Lateral Join (Left Join Lateral)

Allows a subquery in the FROM clause to reference columns from preceding tables.

  • references any column from the outer table

Left Join simply combines the rows from two tables based on a condition while Lateral Join evaluates the subquery on every row of the outer table.

Also see - correlated subqueries (not the same, but similar)

SELECT c.customer_id, c.customer_name, o.latest_order_id FROM Customers c LEFT JOIN LATERAL ( SELECT order_id AS latest_order_id FROM Orders o WHERE o.customer_id = c.customer_id ORDER BY o.order_date DESC LIMIT 1 ) o ON true;

Subqueries vs Lateral Join

Subqueries are the logically correct way to solve problems of the form: "Get facts from A, conditional on facts from B".

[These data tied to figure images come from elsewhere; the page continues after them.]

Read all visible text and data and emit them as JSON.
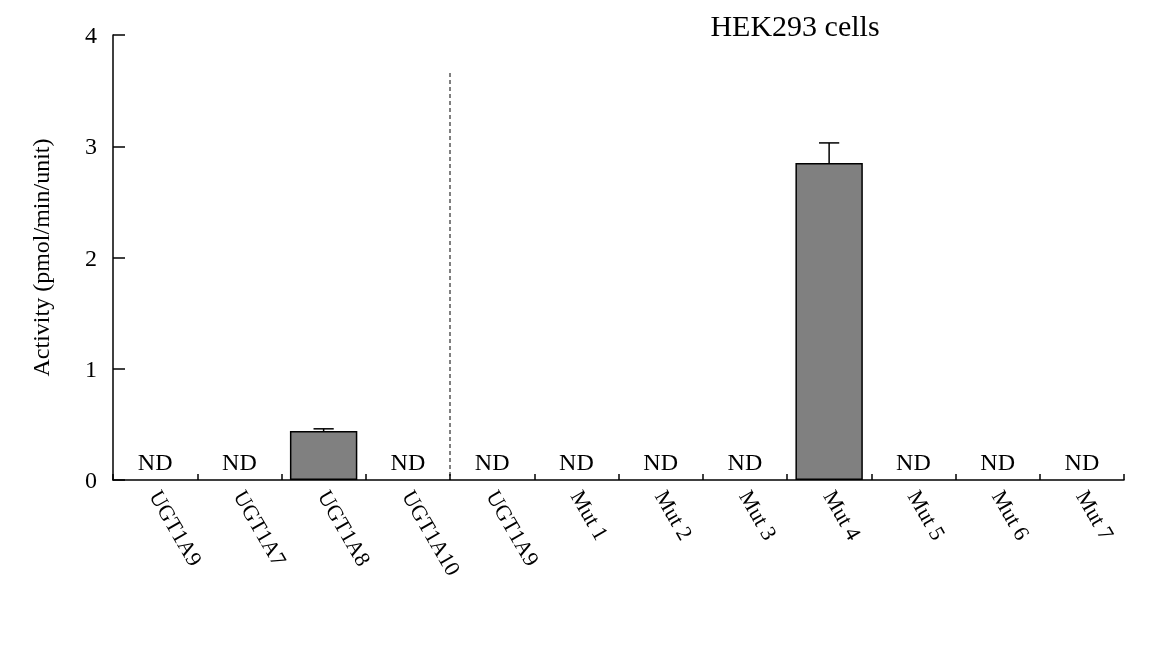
{
  "chart_data": {
    "type": "bar",
    "categories": [
      "UGT1A9",
      "UGT1A7",
      "UGT1A8",
      "UGT1A10",
      "UGT1A9",
      "Mut 1",
      "Mut 2",
      "Mut 3",
      "Mut 4",
      "Mut 5",
      "Mut 6",
      "Mut 7"
    ],
    "values": [
      null,
      null,
      0.44,
      null,
      null,
      null,
      null,
      null,
      2.85,
      null,
      null,
      null
    ],
    "errors": [
      null,
      null,
      [
        0.44,
        0.46
      ],
      null,
      null,
      null,
      null,
      null,
      [
        2.85,
        3.03
      ],
      null,
      null,
      null
    ],
    "value_labels": [
      "ND",
      "ND",
      null,
      "ND",
      "ND",
      "ND",
      "ND",
      "ND",
      null,
      "ND",
      "ND",
      "ND"
    ],
    "color": "#808080",
    "ylabel": "Activity (pmol/min/unit)",
    "ylim": [
      0,
      4
    ],
    "yticks": [
      0,
      1,
      2,
      3,
      4
    ],
    "annotations": [
      "HEK293 cells"
    ],
    "grid": false
  }
}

  • In such instances, it makes more logical sense to stick B in a sub-query than to do a join.
  • It is also safer, in a practical sense, since you don't have to be cautious about getting duplicated facts from A due to multiple matches against B.

Practically speaking, however, the answer usually comes down to performance. This depends on the optimizers.

Historically, explicit joins usually win, hence the established wisdom that joins are better.

From MySQL manual:

"A LEFT [OUTER] JOIN can be faster than an equivalent subquery because the server might be able to optimize it better — a fact that is not specific to MySQL Server alone."